State representation. Online learning from outcomes requires canonical state representations to cluster similar situations. Too coarse and different situations collapse; too fine and every situation is unique. The computational equivalent of judicial reasoning about analogy and distinction is not yet solved.

Verifier coverage. Some outcomes are machine-checkable (refund processed correctly, rate limit respected). Others are ambiguous (a negotiation that produced a fair deal). The framework's effectiveness is bounded by the quality of its outcome signals.

Adversarial robustness. Every layer is a potential target for gaming. Certification can be studied for. Reputation can be ground. Commitment markers can be strategically timed. Precedent can be gamed by manufacturing outcomes in controlled contexts. Mitigations exist (randomized scenarios, counterparty diversity requirements, mutual confirmation) but their sufficiency is not proven.

12. Conclusion

The reason we value agentic systems is that they are non-deterministic, intelligent, and adaptive. This is the capability, not a deficiency. But it is precisely the property that makes deterministic governance mechanisms — static credentials, predefined protocols, configuration attestation — fundamentally insufficient. You cannot write fixed rules for a system whose value lies in handling situations the rules don't cover.

This is the oldest governance problem there is. Human societies solved it with common law — norms discovered through practice, precedent from accumulated cases, self-correction through outcomes. Agentic systems will require the same approach, for the same reasons.

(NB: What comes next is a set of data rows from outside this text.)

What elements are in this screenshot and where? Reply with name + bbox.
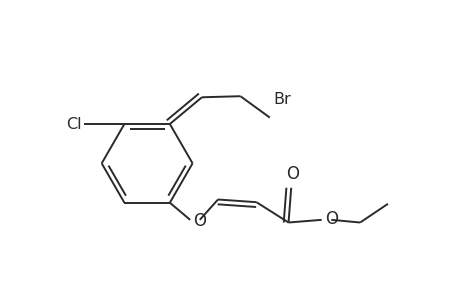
Text: O: O	[324, 210, 337, 228]
Text: O: O	[193, 212, 206, 230]
Text: Cl: Cl	[66, 116, 81, 131]
Text: O: O	[285, 166, 299, 184]
Text: Br: Br	[273, 92, 290, 107]
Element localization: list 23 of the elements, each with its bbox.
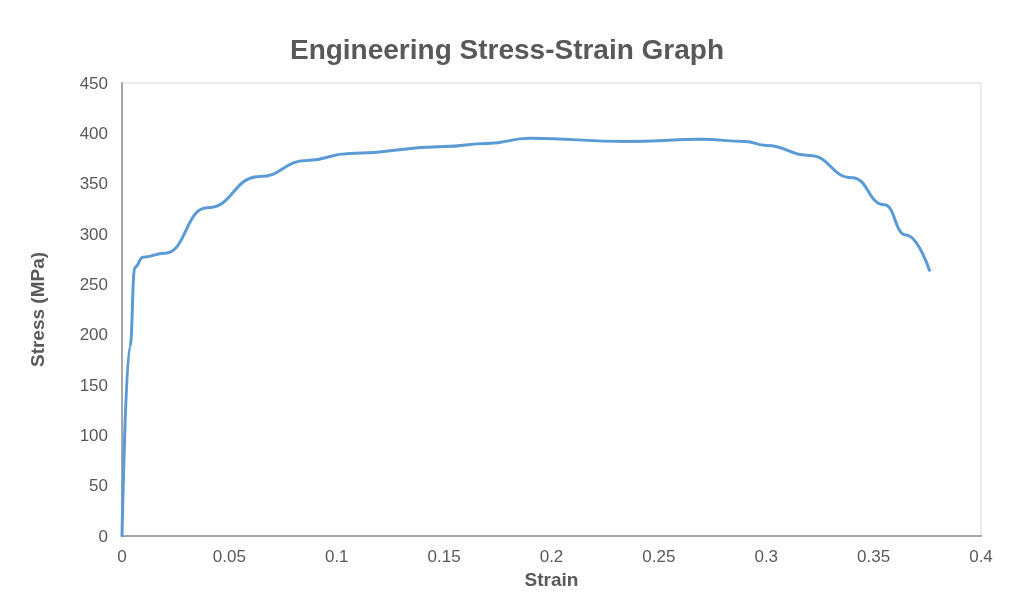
y-tick-label: 200 xyxy=(79,325,108,345)
x-tick-label: 0.35 xyxy=(857,547,891,566)
y-tick-label: 300 xyxy=(79,224,108,244)
x-tick-label: 0.15 xyxy=(427,547,461,566)
x-tick-label: 0.4 xyxy=(969,547,993,566)
line-series xyxy=(120,136,931,538)
y-tick-label: 400 xyxy=(79,123,108,143)
x-tick-label: 0 xyxy=(117,547,127,566)
y-tick-label: 0 xyxy=(98,526,108,546)
x-tick-label: 0.25 xyxy=(642,547,676,566)
y-tick-label: 150 xyxy=(79,375,108,395)
chart-title: Engineering Stress-Strain Graph xyxy=(289,33,725,65)
x-tick-label: 0.2 xyxy=(539,547,564,566)
y-tick-label: 100 xyxy=(79,425,108,445)
x-tick-label: 0.05 xyxy=(212,547,246,566)
x-tick-label: 0.3 xyxy=(754,547,779,566)
x-axis-title: Strain xyxy=(524,568,579,590)
y-tick-label: 450 xyxy=(79,73,108,93)
y-tick-label: 250 xyxy=(79,274,108,294)
y-tick-label: 350 xyxy=(79,174,108,194)
y-axis-title: Stress (MPa) xyxy=(27,251,48,368)
x-tick-label: 0.1 xyxy=(324,547,349,566)
y-tick-label: 50 xyxy=(89,476,108,496)
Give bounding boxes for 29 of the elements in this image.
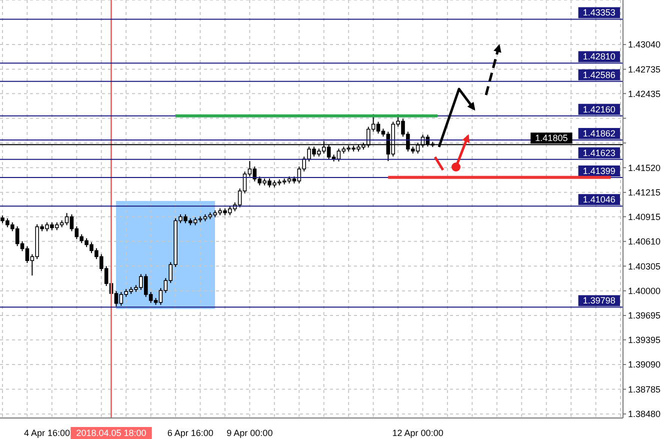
ref-line-label: 1.41862 (582, 128, 616, 138)
x-tick-label: 4 Apr 16:00 (24, 428, 70, 438)
ref-line-label: 1.41623 (582, 148, 616, 158)
y-tick-label: 1.39090 (628, 360, 661, 370)
y-tick-label: 1.38785 (628, 384, 661, 394)
y-tick-label: 1.42435 (628, 88, 661, 99)
y-tick-label: 1.42735 (628, 64, 661, 74)
y-tick-label: 1.39695 (628, 310, 661, 321)
ref-line-label: 1.42160 (582, 104, 616, 114)
ref-line-label: 1.41805 (535, 133, 568, 144)
y-tick-label: 1.43040 (628, 40, 661, 50)
y-tick-label: 1.40915 (628, 212, 661, 222)
y-tick-label: 1.41520 (628, 162, 661, 173)
y-tick-label: 1.41215 (628, 188, 661, 198)
ref-line-label: 1.42810 (582, 52, 616, 62)
y-tick-label: 1.40305 (628, 261, 661, 272)
x-tick-label: 12 Apr 00:00 (392, 428, 444, 438)
x-tick-label: 9 Apr 00:00 (226, 428, 273, 438)
y-tick-label: 1.38480 (628, 409, 661, 420)
ref-line-label: 1.41399 (582, 166, 616, 176)
ref-line-label: 1.41046 (582, 194, 616, 205)
ref-line-label: 1.43353 (582, 8, 616, 18)
x-tick-label: 6 Apr 16:00 (167, 428, 214, 438)
y-tick-label: 1.39395 (628, 335, 661, 346)
ref-line-label: 1.39798 (582, 296, 616, 306)
y-tick-label: 1.40000 (628, 286, 661, 296)
y-tick-label: 1.40610 (628, 236, 661, 247)
ref-line-label: 1.42586 (582, 70, 616, 80)
x-tick-label: 2018.04.05 18:00 (76, 428, 146, 438)
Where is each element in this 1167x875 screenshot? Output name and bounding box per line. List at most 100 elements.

Agentic systems, because they are non-deterministic and intelligent, must be governed by norms, ethics, and precedent in an ever-evolving environment — the same model that common law systems have developed for governing non-deterministic, intelligent humans. The infrastructure layers described here — identity, grounded justification, behavioral reputation, commitment semantics, and outcome-driven precedent — are the computational realization of that model. The infrastructure we need is not a better wire protocol or a more rigorous certification standard. It is the same thing human societies built to enable collaboration between untrusting, intelligent actors: a living body of norms, learned from experience and grounded in an ongoing conversation about what we want these systems to do on our behalf.